The New Culture of Renewal

It's neither liberal nor conservative; nor is it self-absorbed. It's reaching across traditional lines to take part in and improve a community.

A YEAR ago, a group of Riverside, Calif., citizens, working with the county's school districts, concluded that the way to improve education was not to reform schools, but to reform the community.

This group included conservatives, liberals, educators, a building contractor, an insurance agent (and self-described survivor of the 1960s), and a feminist activist in her 70s. On some issues, they had agreed to disagree. But they had found their common cause: the renewal of community.

Today, with a mix of public and private money, they are busy creating family centers, undertaking neighborhood crime-prevention efforts, and forming senior volunteer programs in the schools.

Groups like this seem to have multiplied dramatically within the past four or five years. This growth doesn't fit the cosmology of despair or the current political-cultural spectrum; and the participants lack a hook on which they can confidently hang their hats.

``I've felt ideologically and intellectually homeless for a long time,'' says the insurance salesman. What about Ross Perot's organization? ``Close, but no cigar,'' says an educator. ``Too paranoid.''

So where do they fit in? Former Education Secretary William J. Bennett and columnist Pat Buchanan talk of an emerging cultural war in America. They say that the battle is between what they consider right-minded cultural conservatives and libertine liberals. They're right about the war; they're wrong about the combatants. The real cultural war is between the culture of narcissism and what might be called the culture of renewal, which is where these folks fit.

During the past two decades, the culture of narcissism assumed a variety of costumed identities. First came the benign - often constructive - human-potential movement. But the culture of narcissism moved on; it led to the abandonment of the traditional neighborhood and the rise of walled communities and private residential governments that offer elite services and private cops in exchange for personal freedom and privacy. It led to a political landscape that has less and less to do with our lives and more and more to do with the vanities of handlers and pollsters.

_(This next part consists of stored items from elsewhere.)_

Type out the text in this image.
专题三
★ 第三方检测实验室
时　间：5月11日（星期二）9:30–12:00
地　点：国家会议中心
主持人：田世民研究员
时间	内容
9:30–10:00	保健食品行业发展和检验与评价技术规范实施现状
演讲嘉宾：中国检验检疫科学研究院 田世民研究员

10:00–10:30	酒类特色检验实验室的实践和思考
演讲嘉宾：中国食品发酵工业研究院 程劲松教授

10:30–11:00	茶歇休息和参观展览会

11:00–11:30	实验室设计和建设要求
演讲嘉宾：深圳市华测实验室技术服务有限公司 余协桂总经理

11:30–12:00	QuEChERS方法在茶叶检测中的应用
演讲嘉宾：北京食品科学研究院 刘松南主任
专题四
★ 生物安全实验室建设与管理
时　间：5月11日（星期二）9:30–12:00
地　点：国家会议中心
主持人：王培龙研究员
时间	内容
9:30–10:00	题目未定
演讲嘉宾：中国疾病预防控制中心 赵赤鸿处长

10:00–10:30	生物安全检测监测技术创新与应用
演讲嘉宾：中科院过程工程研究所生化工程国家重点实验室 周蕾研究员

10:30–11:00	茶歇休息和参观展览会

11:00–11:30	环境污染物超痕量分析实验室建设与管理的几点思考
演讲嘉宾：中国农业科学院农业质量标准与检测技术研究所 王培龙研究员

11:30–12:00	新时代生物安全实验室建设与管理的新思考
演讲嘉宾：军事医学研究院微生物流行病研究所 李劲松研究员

The radical religious right and the intolerant far left are also part of the culture of narcissism. They cannot see past their own slim agendas; they pursue a kind of cultism, the group expression of narcissism.

Even the self has been diminished: Now we have narcissism's offspring, the culture of stuff - the deafening, electronic roar of commercialism without meaningful human content. The results? The starkest evidence is the effect on the emotional and physical health of children, who are the canaries in this mine shaft.

But now comes some light: Americans who have become increasingly dismayed by the disappearance of the public space, of community, of true safety. The culture of renewal shows up in some odd places.

Florida professor Ray Oldenburg describes the ``great good place'' as cafes, coffee shops, community centers, and general stores - the ``third place'' between work and home where people can gather, put aside the concerns of work, and hang out simply for the pleasures of good company and lively conversations. During the '70s and '80s, these places virtually disappeared from the social landscape. But today, you can find great good places in a remarkable number of otherwise antisocial shopping malls, in the form of coffee houses.

Companies across the country are becoming more profitable by becoming more connected to community. Many churches and synagogues are deciding to create support systems for parents and children and experiencing a dramatic upsurge in membership. At campuses where, just a few years ago, social activism was moribund, half of the students - members of the so-called and much-maligned Generation X - are now doing volunteer work.

Today, over 16 million citizens participate in about 20,000 crime-watch programs. In the past two or three years, many of these programs have moved from merely reporting crime to preventing it by building community.

RENEWAL career tracks are emerging. For example, across the country, thousands of lawyers - most of them women - are rejecting the excesses of the adversarial justice system and becoming professional mediators, especially for domestic and neighborhood disputes. In effect, they are creating an alternative system of justice.

In many institutions, Americans are challenging the old directive style of leadership and adopting a more collaborative leadership. Foundations and community-action groups that only a year or two ago were turf conscious and duplicative are beginning to pool their resources. In many cities and towns, governments, foundations, and businesses are banding together to attack some of our most entrenched social problems. ``Two years ago, we weren't even talking about education as an issue of disappearing community,'' one Riverside educator told me recently.

But during the past decade, we have learned something - that personal and institutional renewal comes in two forms: transitory or sustainable. Transitory renewal, focused on the self or on a narrow interest group, is neither lasting nor fulfilling.

In contrast, sustainable renewal is wedded to community, to the public good and the public space. It creates a web of support that helps other persons or institutions work toward renewal. This web will be there for them when they falter. Across the country you can sense the emergence of the culture of renewal. It's growing, steadily and surely.